Easy gravel road (5 miles) to the trailhead. I was the only vehicle there and didn't see anyone else on the trail all day. North Fork Tieton Trail 1118 burned in the Miriam Fire in 2018 but has had some recent maintenance to clear deadfall and build a new bridge at one of the creek crossings. I did this same hike in July this year and the trail is in better shape now than then. The first couple miles are fire-scarred though with new deadfall waiting to tumble soon I'm sure.
The North Fork Tieton Trail connects to the PCT at Tieton Pass, roughly five miles in and then a couple more miles on the PCT finally takes you out of the tree line (so plan on 7-8 miles in the trees before any substantial views start). I hit patchy snow at 5300' and a short stretch of steady snow on the trail at 5600' that had me post-holing to my shins sporadically. No other recent boot prints in the snow.

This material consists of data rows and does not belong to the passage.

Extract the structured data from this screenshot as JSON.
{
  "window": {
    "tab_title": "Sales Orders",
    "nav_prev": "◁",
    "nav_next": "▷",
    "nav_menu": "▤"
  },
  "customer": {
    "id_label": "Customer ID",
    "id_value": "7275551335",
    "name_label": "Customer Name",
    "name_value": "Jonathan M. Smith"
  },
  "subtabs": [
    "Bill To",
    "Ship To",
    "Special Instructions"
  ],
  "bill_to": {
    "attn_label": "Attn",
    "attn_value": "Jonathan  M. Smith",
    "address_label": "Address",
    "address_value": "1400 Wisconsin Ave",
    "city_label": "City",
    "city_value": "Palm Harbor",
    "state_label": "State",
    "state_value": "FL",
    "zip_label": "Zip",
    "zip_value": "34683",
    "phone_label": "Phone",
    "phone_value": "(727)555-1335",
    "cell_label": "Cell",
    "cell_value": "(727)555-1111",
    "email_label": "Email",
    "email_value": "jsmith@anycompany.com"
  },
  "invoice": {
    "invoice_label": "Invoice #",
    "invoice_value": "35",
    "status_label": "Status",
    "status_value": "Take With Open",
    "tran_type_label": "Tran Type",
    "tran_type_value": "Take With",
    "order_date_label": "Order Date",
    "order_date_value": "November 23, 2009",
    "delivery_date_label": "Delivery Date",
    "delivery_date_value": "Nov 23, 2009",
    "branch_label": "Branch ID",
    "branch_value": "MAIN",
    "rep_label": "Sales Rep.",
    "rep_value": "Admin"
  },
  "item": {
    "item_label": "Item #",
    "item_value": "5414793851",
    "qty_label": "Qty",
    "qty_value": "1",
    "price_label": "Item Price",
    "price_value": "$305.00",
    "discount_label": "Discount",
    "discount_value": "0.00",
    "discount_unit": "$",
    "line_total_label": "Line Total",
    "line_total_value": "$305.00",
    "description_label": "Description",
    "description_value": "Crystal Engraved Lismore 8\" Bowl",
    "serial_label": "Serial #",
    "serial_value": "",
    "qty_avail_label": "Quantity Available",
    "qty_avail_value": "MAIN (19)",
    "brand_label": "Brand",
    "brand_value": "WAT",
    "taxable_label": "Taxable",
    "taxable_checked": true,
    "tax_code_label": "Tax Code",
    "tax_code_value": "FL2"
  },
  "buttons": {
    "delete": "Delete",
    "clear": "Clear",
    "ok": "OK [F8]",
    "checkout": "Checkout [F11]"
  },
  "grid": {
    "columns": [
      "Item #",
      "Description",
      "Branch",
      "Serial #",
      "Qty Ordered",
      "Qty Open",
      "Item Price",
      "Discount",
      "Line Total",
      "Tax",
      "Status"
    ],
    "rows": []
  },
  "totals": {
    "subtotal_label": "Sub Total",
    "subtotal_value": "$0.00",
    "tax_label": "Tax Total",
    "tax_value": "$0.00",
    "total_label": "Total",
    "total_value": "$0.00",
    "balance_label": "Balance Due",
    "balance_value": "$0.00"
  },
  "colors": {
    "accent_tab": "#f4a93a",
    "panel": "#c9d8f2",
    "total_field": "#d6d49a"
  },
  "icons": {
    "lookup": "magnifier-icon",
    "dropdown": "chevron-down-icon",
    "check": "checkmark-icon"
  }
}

Once above the tree line I scrambled cross-country directly up to Elk Pass on a mixture of rock and ice/snow. Rainier dominates, but there are also beautiful views into McCall Basin and the surrounding Goat Rocks Peaks. Also St Helens and Adams if you continue on. You could also get to Elk Pass by continuing to follow the PCT looping around to the north - I took this PCT route on the way back down though and it was very, very icy anywhere in the shade, often with injury-tempting runouts below. Ice axe and foot traction essential. In hindsight, I would've scrambled back down the way I came.
The PCT near Elk Pass is mostly melted out still, and a fun ridge run, until just below Point 7210 where a stretch of thicker ice over the trail turned me around for the day. There was also a little rock fall actively kicking loose in the afternoon sun above the trail here.
So a great hike right now if you're tolerant of a bunch of forest miles and are comfortable scrambling on snow/ice to earn your views.